Today, even with its inclement weather and darkness here out west, was a special day. When I woke up, I changed the calendar and surprised myself with a new painting by Janet Kruskamp. I'll be putting some of her artwork on Lovely Whatevers when my "staff" comes back to work.
After breakfast, I bundled up and went outside to pick the apple blossoms that appeared in this cold weather. To them, I added this pine cone that looks like a rose. There are quite a few of them on the ground here.
I was also excited to get out all the past issues of Victoria for the month of May. Here are 1990 - 1995. I haven't opened them yet to see what was in them but I am sure they are as lovely as they were the year they came. I am looking forward to having time to sit and look through these again. There is almost one per week for this month, which is better than a subscription magazine coming each month.
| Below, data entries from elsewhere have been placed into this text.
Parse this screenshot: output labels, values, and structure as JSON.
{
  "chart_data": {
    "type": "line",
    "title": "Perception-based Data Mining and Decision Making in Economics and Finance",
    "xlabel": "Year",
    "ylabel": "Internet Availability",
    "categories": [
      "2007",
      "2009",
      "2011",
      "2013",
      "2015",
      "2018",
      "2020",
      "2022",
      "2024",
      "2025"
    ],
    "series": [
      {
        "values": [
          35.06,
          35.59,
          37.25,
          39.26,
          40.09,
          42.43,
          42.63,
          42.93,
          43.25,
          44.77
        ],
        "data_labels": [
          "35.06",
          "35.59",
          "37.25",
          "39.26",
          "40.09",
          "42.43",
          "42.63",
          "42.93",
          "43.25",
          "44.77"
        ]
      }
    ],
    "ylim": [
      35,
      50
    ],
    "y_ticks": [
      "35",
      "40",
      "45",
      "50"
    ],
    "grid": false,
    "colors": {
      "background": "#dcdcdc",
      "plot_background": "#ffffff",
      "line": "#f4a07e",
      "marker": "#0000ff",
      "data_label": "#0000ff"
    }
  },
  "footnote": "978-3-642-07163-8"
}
I did quite a few things today that were "grunge jobs," so, as a treat, I made this new shelf arrangement for May. As I have mentioned previously, our house is used and lived in from morning til evening, with very few places left alone. This is the one shelf I have that does not get disturbed or used. Today I decided to gather up anything I owned that looked like a rose. The round table cloth is all scrunched up on purpose to make it fit on the on the mantel shelf.
Later in the day, my daughter played "Song of the Lark" to me on the piano, to celebrate the first day of a new month.
I sympathise with every woman who does not have access to a car, or cannot leave her home often because of pressing responsibilities, lack of money, or distance. I am presently without transportation but am reminded once again of the freedom within the home and outside it to do many things for others. And, the less I travel, the less it costs, so there is some advantage to this. It actually does not cut spending completely, because there is always the phone, the catalogs and UPS, which comes straight to the door ;-) if I get too desperate.
My husband wants to take me somewhere expensive for my birthday next week and said he had a gas station in mind, since gas was probably the most expensive thing he could buy me. I sometimes think I would rather have the money! One lady I know says it costs her $65.00 to fill her mini-van. That would buy a lot of fabric, or part of a new chair or couch. I could take several friends to a tea room several times with that kind of money. We really must re-think our distance problem, and create a village system where we can get our basic needs within walking distance. Another solution to gas prices is to keep the prices reasonable everywhere and raise the gas prices only in Washington D.C. Things would change in a hurry.
Here is something I was asked to comment on regarding how to extend sympathy to those who had lost a loved one.
When I was younger I was not sure what to say to someone who was in grief. I looked in etiquette books and read books written especially for Christian women. For some reason, it wasn't concise enough for me to get the thought into my head and remember it when I needed to. I will just use a familiar verse from the Bible and see if it can be made clear.
Romans 12:15 Rejoice with them that do rejoice, and weep with them that weep.
I can remember when my brother died a lady saying to me: "I'm so sorry to hear about the death of your brother. I know how you feel. I lost a brother when I was very young, and I still miss him."
I don't think it has to be a big, complicated issue to extend sympathy. It really helps if all you say is, "I am very sorry for your loss." Sending a card is always appreciated. These days you can email some very pretty e-cards that have good sentiments.
As awkward as it can be, it is still better to send a card or say something, than not to. People who lose loved ones feel very alone. Anything you do will help. Also, I have observed that extending sympathy becomes easier with age.